Unsatisfiable
by Emily Rose
If he’s a family doctor I will worry that he’s bored, that there’s not enough money or not enough action, that we can’t travel as much as I want, that he has too much time to make nice with the mothers and the ladies of the city who come to him with their physical ailments, their soft skin and their ample bosoms. If he’s a dermatologist I will pronounce him shallow, accuse him of caring only for money and boats and not being idealistic enough, not even a real doctor, just in it for the wealth and the lifestyle, lacking substance. If he’s a radiologist I will complain he’s becoming boring, sitting alone in a room all day, talking to no one but the janitor and machines. I will worry that the radiation is getting to him, and when he wants to play video games at home I will claim his brain has really dried up, his capacity to interact on a human level totally deteriorated. If he’s an ER doc I will charge that he feeds off adrenaline, feels himself too much a hero due to the fast pace and the excitement. I will wonder if all that energy doesn’t swell up in certain members of his body, and whether—since he has to stay at the hospital for long hours at a time without me—he doesn’t make new friends, new paramours, with his fellow doctors, with nurses, and relieve himself of his sexual urges in broom closets, patients’ rooms, empty offices, like they do in certain TV-doctor dramas.

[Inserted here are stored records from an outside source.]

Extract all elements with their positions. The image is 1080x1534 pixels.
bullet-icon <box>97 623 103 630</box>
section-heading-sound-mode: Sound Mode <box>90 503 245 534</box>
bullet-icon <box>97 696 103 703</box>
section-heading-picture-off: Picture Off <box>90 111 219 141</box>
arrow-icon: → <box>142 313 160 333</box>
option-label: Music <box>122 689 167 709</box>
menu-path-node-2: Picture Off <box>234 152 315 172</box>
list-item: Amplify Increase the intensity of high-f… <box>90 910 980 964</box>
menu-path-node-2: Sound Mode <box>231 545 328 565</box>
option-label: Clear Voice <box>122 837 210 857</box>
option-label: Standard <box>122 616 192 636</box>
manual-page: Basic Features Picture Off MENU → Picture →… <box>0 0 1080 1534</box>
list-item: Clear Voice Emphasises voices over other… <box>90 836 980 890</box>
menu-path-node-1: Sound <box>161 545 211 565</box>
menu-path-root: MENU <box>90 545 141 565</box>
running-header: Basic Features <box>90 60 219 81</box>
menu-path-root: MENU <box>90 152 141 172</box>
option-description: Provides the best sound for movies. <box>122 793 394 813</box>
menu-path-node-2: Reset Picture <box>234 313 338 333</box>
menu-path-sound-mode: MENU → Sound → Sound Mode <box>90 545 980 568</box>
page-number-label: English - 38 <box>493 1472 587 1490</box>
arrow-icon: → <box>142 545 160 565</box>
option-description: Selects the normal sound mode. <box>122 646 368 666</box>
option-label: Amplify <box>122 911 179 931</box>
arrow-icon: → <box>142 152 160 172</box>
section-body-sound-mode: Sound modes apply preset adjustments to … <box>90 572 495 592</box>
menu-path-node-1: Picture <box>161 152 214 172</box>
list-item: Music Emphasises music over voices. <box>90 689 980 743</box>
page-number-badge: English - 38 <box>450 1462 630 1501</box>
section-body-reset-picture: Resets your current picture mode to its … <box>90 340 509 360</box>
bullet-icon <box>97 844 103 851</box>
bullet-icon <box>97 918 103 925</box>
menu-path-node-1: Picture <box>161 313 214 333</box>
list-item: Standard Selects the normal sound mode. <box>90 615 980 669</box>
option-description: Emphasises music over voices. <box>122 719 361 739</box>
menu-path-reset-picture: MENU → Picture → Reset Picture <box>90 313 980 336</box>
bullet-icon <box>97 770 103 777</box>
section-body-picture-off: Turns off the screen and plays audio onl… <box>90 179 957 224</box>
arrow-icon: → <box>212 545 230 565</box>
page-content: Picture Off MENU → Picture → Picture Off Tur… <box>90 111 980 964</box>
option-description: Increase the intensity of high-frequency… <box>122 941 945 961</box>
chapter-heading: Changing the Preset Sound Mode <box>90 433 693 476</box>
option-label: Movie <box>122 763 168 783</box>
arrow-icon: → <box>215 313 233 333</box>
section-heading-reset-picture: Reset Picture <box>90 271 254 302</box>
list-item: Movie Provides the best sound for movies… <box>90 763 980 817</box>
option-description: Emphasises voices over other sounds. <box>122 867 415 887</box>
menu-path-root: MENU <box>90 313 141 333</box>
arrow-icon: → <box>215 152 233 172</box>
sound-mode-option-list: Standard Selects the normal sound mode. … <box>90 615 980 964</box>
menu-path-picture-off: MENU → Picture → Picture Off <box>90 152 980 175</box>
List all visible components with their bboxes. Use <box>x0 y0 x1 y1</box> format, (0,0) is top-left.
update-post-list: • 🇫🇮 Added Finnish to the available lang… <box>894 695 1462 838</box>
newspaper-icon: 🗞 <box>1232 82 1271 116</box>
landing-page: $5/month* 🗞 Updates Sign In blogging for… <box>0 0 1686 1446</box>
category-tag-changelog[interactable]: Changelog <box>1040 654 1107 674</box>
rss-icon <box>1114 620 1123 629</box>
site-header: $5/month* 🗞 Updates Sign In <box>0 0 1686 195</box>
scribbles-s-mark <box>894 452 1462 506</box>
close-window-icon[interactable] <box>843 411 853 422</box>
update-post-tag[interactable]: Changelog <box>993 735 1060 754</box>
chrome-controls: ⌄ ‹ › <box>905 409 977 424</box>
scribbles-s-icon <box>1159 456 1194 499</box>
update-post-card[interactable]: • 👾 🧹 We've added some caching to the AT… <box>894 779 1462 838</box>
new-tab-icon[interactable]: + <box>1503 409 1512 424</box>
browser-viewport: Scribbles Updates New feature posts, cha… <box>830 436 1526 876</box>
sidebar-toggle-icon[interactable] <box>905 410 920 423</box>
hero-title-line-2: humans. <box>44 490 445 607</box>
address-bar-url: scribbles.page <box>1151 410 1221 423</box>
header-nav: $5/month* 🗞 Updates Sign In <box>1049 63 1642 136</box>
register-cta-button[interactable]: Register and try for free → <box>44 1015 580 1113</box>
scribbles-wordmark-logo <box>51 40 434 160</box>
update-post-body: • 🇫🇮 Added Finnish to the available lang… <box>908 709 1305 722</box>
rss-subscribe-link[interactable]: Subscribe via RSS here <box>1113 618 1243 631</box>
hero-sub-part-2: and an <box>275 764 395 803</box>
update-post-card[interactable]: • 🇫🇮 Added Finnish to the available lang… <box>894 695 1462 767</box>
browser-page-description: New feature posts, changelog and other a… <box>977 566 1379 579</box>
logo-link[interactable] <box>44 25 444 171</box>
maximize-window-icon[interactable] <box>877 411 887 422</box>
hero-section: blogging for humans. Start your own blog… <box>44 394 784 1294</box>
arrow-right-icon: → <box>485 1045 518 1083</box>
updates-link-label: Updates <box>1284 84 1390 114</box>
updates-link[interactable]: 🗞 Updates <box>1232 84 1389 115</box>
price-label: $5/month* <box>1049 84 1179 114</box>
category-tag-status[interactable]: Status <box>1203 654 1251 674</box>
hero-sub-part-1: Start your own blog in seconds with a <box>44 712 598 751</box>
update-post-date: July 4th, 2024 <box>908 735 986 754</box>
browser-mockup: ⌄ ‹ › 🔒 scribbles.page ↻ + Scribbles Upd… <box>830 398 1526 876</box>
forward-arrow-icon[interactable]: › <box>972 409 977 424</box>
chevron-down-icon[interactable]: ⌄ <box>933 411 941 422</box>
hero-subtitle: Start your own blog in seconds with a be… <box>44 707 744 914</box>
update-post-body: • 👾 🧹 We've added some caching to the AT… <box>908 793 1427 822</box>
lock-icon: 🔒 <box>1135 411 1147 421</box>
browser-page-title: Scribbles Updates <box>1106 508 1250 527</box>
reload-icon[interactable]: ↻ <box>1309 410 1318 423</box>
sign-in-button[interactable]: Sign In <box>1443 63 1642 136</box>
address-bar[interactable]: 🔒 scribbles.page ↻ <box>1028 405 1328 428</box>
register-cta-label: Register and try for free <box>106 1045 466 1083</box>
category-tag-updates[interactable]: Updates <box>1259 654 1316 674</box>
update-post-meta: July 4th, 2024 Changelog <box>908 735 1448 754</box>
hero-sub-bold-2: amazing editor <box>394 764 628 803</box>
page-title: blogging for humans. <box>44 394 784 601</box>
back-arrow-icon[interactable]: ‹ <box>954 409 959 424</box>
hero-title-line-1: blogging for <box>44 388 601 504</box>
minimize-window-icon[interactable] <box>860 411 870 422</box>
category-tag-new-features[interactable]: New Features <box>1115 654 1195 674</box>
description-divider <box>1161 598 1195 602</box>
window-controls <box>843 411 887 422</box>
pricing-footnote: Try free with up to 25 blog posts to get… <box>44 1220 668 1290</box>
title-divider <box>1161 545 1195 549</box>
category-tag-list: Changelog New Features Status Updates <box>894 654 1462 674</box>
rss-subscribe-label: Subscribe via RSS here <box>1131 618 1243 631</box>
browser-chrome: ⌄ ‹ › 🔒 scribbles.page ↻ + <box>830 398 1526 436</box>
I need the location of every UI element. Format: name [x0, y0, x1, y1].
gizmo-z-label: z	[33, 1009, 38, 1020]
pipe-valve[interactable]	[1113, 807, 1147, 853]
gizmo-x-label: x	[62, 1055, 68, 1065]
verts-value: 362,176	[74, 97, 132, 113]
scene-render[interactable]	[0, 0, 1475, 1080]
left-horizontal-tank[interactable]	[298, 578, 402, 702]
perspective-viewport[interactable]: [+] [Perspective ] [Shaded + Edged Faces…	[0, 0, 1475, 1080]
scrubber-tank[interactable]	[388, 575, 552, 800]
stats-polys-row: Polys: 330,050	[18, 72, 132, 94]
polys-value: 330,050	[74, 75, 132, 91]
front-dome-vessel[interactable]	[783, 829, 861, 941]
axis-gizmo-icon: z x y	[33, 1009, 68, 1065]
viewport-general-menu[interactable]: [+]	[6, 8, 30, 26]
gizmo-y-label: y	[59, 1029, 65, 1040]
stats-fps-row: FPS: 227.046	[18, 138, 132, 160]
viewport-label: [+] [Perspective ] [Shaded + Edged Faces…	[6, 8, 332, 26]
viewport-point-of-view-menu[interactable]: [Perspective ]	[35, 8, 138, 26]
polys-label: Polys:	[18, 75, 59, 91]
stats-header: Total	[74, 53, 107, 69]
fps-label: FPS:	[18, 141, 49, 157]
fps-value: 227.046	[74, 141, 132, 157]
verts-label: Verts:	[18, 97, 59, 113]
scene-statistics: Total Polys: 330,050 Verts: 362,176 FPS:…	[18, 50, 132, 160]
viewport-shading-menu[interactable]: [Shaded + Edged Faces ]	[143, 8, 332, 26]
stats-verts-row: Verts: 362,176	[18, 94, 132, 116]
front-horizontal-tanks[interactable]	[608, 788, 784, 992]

I will get annoyed with his constant retelling at dinner parties of life-or-death procedures he’s performed, of the wild wounds that have come to him to be remedied. I will worry that nothing slow and solid is interesting to him anymore, may claim that it never was, will feel myself getting older, safer, prosaic in comparison to his hospital life, his real life. I will wonder whether he even knows what’s real anymore, and I will consider whether or not I know what’s real but will believe I can control myself. I will think him far more dangerous than my own imagination, this entity central to my existence, over whom I have no control, limited power, questionable understanding. None of the options will be acceptable to me, the unsatisfiable one. Why shouldn’t this man, who has wedded his life to mine, choose an intense and difficult profession? He’s chosen that kind of wife.